The Spanish selections in the Festival echo the Latin American trends, on the one hand investigating a violent history, on the other, exploring a problematic present.

The most expert example of the first tendency is Secrets of the Heart by established Basque ruralist, Montxo Armendariz. Appealing to a long tradition in Spanish cinema that stretches back to the late Francoist The Spirit of the Beehive, Armendariz uses the imaginative fantasies of a child to deal obliquely with the horrors of history. Nine-year-old Javi, growing up in the Sixties, confronts sex and death as he investigates a haunted house, a missing father, and the puzzling noises from his mother's bedroom.
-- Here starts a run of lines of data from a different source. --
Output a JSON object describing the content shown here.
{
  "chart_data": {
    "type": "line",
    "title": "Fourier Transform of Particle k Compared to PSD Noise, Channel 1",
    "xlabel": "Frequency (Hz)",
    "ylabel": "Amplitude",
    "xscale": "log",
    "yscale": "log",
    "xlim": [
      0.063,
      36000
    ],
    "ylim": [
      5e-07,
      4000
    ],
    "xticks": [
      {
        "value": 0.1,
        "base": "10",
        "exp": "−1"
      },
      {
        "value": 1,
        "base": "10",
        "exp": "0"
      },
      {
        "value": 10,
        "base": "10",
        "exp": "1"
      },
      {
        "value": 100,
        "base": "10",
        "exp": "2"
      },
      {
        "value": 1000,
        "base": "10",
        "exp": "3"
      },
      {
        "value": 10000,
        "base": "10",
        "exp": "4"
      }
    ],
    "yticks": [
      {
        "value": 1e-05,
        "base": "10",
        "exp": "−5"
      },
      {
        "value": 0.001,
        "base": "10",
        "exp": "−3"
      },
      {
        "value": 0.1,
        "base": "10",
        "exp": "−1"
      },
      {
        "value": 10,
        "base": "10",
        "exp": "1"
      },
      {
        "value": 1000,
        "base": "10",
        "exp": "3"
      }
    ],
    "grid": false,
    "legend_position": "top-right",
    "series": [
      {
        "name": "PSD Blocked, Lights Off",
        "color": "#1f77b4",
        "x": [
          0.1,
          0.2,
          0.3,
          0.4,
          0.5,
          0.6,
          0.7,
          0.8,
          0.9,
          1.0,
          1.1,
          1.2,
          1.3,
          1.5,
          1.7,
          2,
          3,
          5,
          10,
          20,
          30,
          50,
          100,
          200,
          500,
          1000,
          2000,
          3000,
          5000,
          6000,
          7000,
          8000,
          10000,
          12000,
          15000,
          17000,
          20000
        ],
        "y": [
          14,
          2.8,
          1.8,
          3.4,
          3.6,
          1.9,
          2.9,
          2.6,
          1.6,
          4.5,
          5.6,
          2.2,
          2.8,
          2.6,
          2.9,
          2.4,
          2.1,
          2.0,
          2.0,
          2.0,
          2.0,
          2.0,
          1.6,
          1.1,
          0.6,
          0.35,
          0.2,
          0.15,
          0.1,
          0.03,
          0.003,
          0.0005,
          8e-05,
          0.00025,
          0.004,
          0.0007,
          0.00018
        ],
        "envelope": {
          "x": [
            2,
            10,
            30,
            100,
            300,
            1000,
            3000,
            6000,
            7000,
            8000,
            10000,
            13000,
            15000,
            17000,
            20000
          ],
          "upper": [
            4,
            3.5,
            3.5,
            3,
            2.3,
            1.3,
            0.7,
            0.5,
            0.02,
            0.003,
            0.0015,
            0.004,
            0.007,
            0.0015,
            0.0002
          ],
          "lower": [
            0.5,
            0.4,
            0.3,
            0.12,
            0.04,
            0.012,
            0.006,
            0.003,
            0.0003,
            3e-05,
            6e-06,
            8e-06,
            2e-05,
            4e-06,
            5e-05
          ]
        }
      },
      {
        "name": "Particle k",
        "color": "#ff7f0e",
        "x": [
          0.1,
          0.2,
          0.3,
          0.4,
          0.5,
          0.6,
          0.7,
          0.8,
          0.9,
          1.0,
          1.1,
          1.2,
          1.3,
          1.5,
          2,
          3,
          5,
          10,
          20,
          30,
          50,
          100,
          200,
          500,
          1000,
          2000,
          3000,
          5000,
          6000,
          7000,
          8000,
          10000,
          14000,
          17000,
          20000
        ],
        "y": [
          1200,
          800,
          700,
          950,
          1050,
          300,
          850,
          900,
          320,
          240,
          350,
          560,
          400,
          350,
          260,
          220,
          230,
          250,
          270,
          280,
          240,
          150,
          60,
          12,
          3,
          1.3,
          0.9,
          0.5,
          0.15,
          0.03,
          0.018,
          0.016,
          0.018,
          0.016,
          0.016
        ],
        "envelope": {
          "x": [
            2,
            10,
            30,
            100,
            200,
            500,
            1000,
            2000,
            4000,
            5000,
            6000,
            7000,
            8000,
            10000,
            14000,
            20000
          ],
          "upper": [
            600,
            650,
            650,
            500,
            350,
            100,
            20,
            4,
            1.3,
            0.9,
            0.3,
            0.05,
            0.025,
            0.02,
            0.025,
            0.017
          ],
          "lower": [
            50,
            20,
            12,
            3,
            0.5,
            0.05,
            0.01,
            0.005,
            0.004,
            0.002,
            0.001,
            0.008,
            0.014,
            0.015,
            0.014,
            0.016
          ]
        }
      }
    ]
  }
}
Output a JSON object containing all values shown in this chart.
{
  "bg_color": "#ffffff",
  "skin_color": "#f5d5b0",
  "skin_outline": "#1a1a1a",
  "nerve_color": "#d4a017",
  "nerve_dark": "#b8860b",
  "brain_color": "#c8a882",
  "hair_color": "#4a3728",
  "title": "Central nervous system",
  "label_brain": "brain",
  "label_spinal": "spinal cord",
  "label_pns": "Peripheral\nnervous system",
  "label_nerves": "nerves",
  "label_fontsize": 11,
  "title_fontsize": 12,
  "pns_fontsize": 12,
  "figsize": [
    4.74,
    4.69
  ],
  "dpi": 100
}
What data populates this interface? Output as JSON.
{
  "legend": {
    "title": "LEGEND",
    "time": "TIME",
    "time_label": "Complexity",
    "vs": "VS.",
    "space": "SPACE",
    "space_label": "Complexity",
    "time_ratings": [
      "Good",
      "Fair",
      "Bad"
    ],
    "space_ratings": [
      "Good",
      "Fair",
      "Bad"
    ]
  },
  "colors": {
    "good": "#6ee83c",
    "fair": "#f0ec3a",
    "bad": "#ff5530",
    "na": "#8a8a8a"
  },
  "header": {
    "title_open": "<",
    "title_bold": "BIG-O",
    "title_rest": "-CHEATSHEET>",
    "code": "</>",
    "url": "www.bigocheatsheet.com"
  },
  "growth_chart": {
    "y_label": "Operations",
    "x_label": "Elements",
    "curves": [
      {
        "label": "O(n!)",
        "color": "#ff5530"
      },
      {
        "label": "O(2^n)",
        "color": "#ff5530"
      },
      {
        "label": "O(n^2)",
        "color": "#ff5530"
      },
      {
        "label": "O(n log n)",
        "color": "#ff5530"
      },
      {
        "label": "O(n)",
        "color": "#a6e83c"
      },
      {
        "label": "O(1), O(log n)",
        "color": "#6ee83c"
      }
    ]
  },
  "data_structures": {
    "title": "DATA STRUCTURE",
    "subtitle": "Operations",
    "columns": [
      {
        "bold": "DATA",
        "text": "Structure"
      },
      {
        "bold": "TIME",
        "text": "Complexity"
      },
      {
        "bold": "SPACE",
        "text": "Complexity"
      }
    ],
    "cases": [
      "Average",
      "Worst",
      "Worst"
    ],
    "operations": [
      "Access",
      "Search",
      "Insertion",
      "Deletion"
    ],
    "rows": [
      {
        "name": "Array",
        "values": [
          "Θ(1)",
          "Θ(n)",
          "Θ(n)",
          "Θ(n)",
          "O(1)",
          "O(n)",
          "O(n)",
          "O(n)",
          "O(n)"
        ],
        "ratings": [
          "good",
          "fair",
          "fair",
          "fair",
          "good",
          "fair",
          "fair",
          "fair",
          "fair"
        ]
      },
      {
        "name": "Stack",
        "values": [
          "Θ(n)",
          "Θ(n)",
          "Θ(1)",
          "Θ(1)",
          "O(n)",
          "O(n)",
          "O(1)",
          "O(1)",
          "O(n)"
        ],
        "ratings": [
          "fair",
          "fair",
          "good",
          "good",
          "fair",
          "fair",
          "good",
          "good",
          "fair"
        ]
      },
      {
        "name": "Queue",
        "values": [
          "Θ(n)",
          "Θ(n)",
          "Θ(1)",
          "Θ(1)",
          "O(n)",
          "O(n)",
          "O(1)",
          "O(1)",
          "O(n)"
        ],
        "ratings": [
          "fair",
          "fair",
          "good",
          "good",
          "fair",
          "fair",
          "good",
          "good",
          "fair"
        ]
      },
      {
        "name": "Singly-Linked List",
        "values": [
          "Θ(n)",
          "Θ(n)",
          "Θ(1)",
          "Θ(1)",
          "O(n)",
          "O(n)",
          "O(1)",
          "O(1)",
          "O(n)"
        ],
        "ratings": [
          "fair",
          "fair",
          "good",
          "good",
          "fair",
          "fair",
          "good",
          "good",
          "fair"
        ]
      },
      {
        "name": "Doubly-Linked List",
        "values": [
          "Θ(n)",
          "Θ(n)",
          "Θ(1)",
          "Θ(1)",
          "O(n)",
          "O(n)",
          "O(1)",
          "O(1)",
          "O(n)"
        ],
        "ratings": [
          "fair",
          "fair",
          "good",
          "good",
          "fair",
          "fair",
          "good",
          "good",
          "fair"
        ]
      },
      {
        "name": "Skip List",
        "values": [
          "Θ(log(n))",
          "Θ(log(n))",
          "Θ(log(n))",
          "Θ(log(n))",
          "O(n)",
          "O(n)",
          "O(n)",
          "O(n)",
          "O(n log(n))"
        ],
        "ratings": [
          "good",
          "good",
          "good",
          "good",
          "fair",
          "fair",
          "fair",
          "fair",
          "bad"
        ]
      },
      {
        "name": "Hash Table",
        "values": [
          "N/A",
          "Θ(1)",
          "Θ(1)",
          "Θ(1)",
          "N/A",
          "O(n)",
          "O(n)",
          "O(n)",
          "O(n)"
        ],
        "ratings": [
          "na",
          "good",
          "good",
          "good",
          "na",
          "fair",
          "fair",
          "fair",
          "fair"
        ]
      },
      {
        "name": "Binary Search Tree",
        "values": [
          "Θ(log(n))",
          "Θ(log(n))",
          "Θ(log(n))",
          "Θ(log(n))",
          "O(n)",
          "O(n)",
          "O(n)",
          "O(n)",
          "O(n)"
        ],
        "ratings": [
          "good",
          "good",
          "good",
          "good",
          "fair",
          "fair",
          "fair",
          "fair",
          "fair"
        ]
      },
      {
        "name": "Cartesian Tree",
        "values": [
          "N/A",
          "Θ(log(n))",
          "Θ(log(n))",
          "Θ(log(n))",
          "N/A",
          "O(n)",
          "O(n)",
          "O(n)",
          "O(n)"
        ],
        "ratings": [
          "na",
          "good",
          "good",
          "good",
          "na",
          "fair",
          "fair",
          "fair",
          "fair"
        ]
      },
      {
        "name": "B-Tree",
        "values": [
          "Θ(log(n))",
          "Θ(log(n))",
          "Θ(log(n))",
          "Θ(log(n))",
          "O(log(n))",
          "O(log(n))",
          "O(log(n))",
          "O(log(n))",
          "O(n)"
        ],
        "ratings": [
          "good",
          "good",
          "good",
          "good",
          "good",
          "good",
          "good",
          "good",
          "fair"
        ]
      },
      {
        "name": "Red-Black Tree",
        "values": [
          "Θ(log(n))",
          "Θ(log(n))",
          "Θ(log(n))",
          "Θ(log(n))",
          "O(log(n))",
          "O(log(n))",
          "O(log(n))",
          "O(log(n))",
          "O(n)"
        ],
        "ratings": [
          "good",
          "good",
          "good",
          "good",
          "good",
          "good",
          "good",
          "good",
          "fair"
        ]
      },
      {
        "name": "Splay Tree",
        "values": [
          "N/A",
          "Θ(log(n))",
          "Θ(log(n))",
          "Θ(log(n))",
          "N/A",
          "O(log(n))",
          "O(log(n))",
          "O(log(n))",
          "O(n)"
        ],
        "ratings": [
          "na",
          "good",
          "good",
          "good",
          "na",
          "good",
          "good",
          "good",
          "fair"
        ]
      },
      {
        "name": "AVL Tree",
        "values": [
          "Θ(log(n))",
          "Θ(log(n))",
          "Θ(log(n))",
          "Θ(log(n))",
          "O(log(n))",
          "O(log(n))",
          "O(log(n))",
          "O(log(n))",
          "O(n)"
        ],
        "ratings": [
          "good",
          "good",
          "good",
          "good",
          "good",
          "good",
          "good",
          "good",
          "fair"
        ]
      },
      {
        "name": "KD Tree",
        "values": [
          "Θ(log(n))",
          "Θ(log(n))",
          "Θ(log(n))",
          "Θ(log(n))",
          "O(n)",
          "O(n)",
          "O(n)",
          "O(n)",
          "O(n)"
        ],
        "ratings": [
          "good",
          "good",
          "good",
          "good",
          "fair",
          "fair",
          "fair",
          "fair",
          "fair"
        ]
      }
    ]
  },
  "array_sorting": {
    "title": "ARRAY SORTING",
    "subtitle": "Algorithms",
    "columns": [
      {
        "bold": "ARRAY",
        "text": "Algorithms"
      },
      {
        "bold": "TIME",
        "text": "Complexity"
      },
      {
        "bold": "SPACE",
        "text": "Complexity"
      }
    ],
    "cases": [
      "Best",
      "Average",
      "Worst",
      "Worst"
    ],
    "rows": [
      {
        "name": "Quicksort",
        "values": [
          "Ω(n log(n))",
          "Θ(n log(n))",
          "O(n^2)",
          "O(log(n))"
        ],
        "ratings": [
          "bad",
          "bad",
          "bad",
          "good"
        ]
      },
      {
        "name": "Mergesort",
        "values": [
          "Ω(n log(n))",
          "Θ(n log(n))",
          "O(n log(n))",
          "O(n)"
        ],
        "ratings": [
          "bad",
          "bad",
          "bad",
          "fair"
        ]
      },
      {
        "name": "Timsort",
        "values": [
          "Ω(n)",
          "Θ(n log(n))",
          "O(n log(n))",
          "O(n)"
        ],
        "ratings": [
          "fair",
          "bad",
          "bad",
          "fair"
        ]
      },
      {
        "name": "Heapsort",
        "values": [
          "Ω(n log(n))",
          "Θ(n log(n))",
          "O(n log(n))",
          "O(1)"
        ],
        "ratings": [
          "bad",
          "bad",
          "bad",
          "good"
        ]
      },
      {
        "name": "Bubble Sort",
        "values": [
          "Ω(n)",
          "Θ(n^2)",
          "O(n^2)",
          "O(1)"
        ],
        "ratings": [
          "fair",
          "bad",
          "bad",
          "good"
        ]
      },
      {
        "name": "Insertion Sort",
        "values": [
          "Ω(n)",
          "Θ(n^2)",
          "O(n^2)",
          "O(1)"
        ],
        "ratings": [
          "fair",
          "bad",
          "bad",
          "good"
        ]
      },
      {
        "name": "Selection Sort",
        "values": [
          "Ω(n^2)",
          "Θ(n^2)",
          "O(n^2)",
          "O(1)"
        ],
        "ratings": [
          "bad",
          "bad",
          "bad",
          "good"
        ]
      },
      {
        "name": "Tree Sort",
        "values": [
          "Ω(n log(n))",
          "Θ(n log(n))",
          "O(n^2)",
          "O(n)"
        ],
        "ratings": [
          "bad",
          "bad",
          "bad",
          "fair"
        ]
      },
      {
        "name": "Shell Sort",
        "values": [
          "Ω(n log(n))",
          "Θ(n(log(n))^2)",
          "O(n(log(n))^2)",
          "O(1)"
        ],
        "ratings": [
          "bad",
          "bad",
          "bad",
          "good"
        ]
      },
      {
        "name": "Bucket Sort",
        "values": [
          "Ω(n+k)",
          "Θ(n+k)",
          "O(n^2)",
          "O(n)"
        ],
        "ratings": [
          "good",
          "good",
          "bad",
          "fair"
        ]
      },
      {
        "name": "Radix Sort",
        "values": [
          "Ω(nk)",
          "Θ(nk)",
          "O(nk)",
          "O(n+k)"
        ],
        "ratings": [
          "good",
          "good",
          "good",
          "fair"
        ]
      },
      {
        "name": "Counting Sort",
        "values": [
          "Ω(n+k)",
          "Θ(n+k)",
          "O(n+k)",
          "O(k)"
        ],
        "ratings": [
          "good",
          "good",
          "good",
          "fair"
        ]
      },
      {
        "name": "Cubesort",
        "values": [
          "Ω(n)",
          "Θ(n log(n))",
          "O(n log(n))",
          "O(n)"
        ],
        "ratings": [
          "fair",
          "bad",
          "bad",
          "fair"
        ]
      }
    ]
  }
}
Sensitive but not sentimental, Secrets is a key Spanish film of the Nineties.

Very different, but equally successful, is Barrio, by newcomer Fernando Leon de Aranoa. Shot entirely in the mean streets of Madrid, it makes use of locations rarely shown in a Spanish cinema that, post-Almodovar, tends to celebrate the hedonistic pleasures of the city. Here the subways, freeways and high rises of the suburbs are the bleak habitat of Leon's three ugly protagonists, played by non-professionals plucked from the unemployment lines by the director.

At the same time, this is not a question of either/or. Aranoa has set his gritty visuals of land locked Madrid to a sensuous Caribbean soundtrack. The reality and the dream of the Spanish-speaking world...If UK audiences can overcome their aversion to subtitles, they have a feast in store.